Because the average private pay cost of nursing home care was more than $64,000 per year in 2005, most people with an extended stay rely on Medicaid for at least a portion of the cost. About one-third of people who enter a nursing home are eligible for Medicaid upon admission; another third deplete their assets paying for care and then turn to Medicaid to pay for the portion of care that exceeds their income.
Issues and Concerns
States have increased their provision of HCBS; however, more progress is needed to rebalance LTC systems. In 2004, Medicaid provided nursing home services to 950,000 persons (most of them age 65 and older) at any given point in time. In 2002, 484,087 people were served by HCBS waivers for the elderly (only) or the elderly/disabled.1
Because Medicaid was designed as a program for the poor, its eligibility criteria are quite restrictive.
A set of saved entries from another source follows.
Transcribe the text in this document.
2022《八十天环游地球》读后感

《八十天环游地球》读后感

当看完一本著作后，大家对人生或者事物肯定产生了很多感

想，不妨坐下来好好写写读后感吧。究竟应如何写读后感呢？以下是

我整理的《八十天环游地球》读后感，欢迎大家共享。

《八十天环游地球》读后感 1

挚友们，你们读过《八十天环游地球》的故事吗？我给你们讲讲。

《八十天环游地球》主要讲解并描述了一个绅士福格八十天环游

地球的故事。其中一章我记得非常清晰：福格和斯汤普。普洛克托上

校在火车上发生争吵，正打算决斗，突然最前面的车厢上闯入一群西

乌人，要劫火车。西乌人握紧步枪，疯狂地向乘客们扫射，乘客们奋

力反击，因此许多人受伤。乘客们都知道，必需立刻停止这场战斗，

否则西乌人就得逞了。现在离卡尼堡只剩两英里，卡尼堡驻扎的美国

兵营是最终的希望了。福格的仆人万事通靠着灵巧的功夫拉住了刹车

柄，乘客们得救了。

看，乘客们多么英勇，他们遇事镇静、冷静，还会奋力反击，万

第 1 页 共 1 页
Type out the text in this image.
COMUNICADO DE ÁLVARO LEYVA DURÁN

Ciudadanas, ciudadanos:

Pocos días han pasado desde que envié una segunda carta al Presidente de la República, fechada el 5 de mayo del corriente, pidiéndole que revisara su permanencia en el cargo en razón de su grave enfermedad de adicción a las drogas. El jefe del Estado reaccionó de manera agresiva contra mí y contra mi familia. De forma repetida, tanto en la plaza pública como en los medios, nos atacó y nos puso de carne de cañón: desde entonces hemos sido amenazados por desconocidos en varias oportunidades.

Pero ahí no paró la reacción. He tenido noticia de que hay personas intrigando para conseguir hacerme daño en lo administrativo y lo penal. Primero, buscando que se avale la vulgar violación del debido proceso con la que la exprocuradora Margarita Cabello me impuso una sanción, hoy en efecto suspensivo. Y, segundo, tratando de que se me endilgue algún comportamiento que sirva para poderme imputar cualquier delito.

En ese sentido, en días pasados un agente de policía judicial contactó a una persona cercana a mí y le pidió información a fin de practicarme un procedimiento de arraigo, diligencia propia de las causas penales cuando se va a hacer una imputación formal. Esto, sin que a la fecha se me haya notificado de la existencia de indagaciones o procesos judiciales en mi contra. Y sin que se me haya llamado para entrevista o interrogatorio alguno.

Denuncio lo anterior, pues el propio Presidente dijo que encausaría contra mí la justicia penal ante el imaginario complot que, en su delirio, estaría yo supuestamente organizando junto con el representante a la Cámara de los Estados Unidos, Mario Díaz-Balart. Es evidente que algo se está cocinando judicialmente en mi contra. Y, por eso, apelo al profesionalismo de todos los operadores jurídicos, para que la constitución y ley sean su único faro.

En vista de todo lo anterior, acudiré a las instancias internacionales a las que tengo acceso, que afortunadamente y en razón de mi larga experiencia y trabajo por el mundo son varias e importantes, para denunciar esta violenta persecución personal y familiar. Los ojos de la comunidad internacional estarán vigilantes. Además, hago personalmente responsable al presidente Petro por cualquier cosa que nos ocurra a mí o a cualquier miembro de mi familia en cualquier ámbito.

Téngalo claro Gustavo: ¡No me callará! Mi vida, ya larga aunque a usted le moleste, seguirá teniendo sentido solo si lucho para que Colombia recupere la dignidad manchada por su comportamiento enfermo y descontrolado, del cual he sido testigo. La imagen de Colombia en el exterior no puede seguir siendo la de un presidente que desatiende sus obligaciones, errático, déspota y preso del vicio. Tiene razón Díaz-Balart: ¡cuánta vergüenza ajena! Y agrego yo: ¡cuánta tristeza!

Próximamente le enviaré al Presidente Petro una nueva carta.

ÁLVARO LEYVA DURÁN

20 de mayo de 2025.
Many individuals must deplete their life savings before they can qualify for Medicaid to pay for the services they need.
Congress included provisions in the Deficit Reduction Act of 2005 to make it more difficult for individuals to shelter or give away their assets to qualify for Medicaid. Among the changes, Federal law now requires a five-year “look-back” period to document that assets were not transferred for less than fair market value or for the purpose of qualifying for Medicaid.
People who make impermissible transfers during this look back period will be ineligible for Medicaid LTC services for a period of time. The duration of the penalty is based on the amount of assets transferred and will begin, not from the date of the transfer, but from the time they would otherwise have been eligible for Medicaid. Individuals who are unaware of these rules may inadvertently disqualify themselves by making charitable contributions or helping family members. Many may fail to keep adequate records going back five years. While the law includes hardship exemptions for people whose life or health may be endangered by the denial of services, it remains to be seen how states will implement these provisions.
1 Kitchener, M., T. Ng, and C. Harrington. 2005. Medicaid 1915(c) Home and Community-Based Service Programs: Data Update. Washington DC: The Kaiser Commission on Medicaid and the Uninsured, July.